SACRAMENTO BEE

April 7, 2008

Bandanas shed light on field plight

By Susan Ferriss

A female farmworker will cover her face with a bandana to protect herself against sun, dust and pesticide residue.

It is said the bandana offers women an extra benefit, helping them avoid attention of obnoxious men in the fields.

An exhibit to highlight what federal officials say is a serious problem of sexual harassment in the agricultural workplace opens today in Sacramento, featuring a symbolic gesture: a display of bandanas decorated by women.

The show is sponsored by the California Rural Legal Assistance Foundation – which has sued businesses for alleged failure to stop harassment – and the Alabama-based Southern Poverty Law Center.

The law center will take the exhibit on the road, through the South and other parts of the country, where other women laborers will add to the collection.

"Respecto al ser vivo – Respect for living beings," is what a woman wrote in Spanish on one bandana. The words appear inside a cartoon-style balloon hovering above one of many figures she drew hunching over long rows of crops.

The show was set for April because a national coalition of anti-sexual-assault groups has designated it Sexual Assault Awareness Month.

Farm labor advocates say sexual harassment of farmworkers – at times escalating to rape – is especially hard to stop because women field hands are mostly immigrants who feel powerless to complain.

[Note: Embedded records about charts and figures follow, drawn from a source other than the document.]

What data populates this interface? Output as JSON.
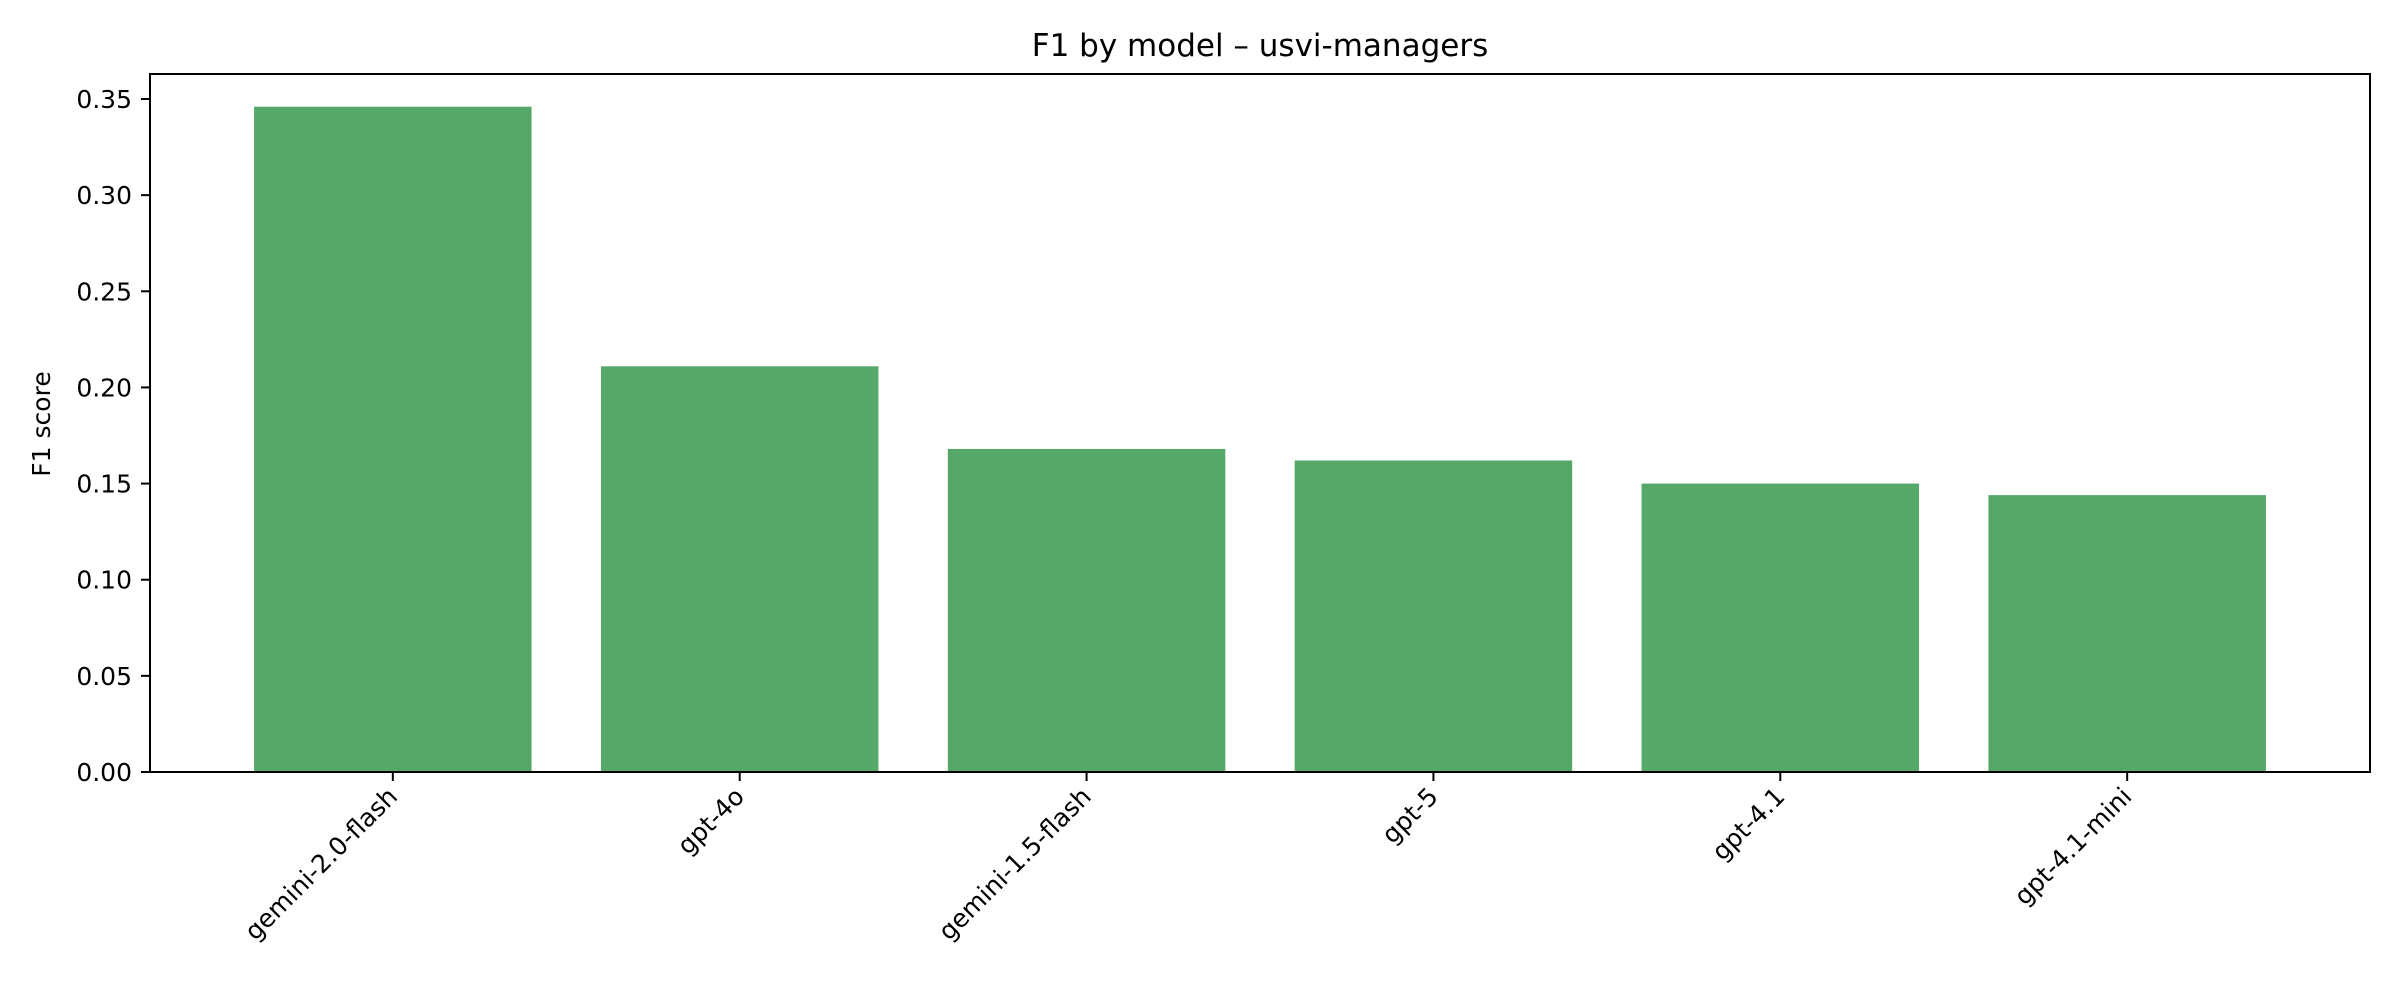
{
  "chart_data": {
    "type": "bar",
    "title": "F1 by model – usvi-managers",
    "xlabel": "",
    "ylabel": "F1 score",
    "categories": [
      "gemini-2.0-flash",
      "gpt-4o",
      "gemini-1.5-flash",
      "gpt-5",
      "gpt-4.1",
      "gpt-4.1-mini"
    ],
    "values": [
      0.346,
      0.211,
      0.168,
      0.162,
      0.15,
      0.144
    ],
    "ylim": [
      0,
      0.363
    ],
    "yticks": [
      "0.00",
      "0.05",
      "0.10",
      "0.15",
      "0.20",
      "0.25",
      "0.30",
      "0.35"
    ],
    "bar_color": "#55a868",
    "grid": false,
    "legend": "none"
  }
}
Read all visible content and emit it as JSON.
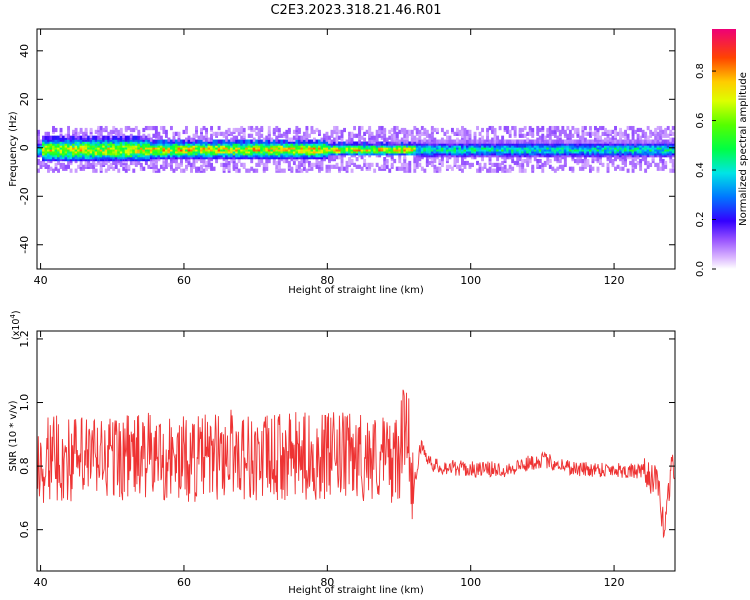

"It's incredibly difficult," said Julie Montgomery, an attorney with CRLA Foundation. "There's a lot of fear about reporting harassment. They don't want to be judged in their communities. They don't want to lose their jobs. Some are afraid because they don't have secure immigration status."

Montgomery is currently representing workers in two San Joaquin Valley locations who say they were harassed.

In 2005, four female employees at the R.H. Phillips vineyard in Yolo County agreed to a settlement of $180,000 after suing the company with CRLA Foundation's aid. The women said their supervisor yelled at them and humiliated them publicly with sexual comments and insults. He denied them bathroom breaks and gave them foul water, the workers said.

The women said that after they spoke up, they were not called back to their seasonal jobs and were labeled "las mujeres problematicas," the problem women.

The company agreed to the settlement but called the allegations false.

In Fresno in 2005, U.S. Equal Employment Opportunity Commission attorneys – who have taken on a number of farmworker harassment cases – won a jury judgment of nearly $1 million against Harris Farms, a cattle feeding business based in Coalinga. Employee Olivia Tamayo said the company failed to protect her from a supervisor who forcibly raped her several times. She said the supervisor carried a gun and knife, one of the reasons she remained silent for a long time. The case is on appeal.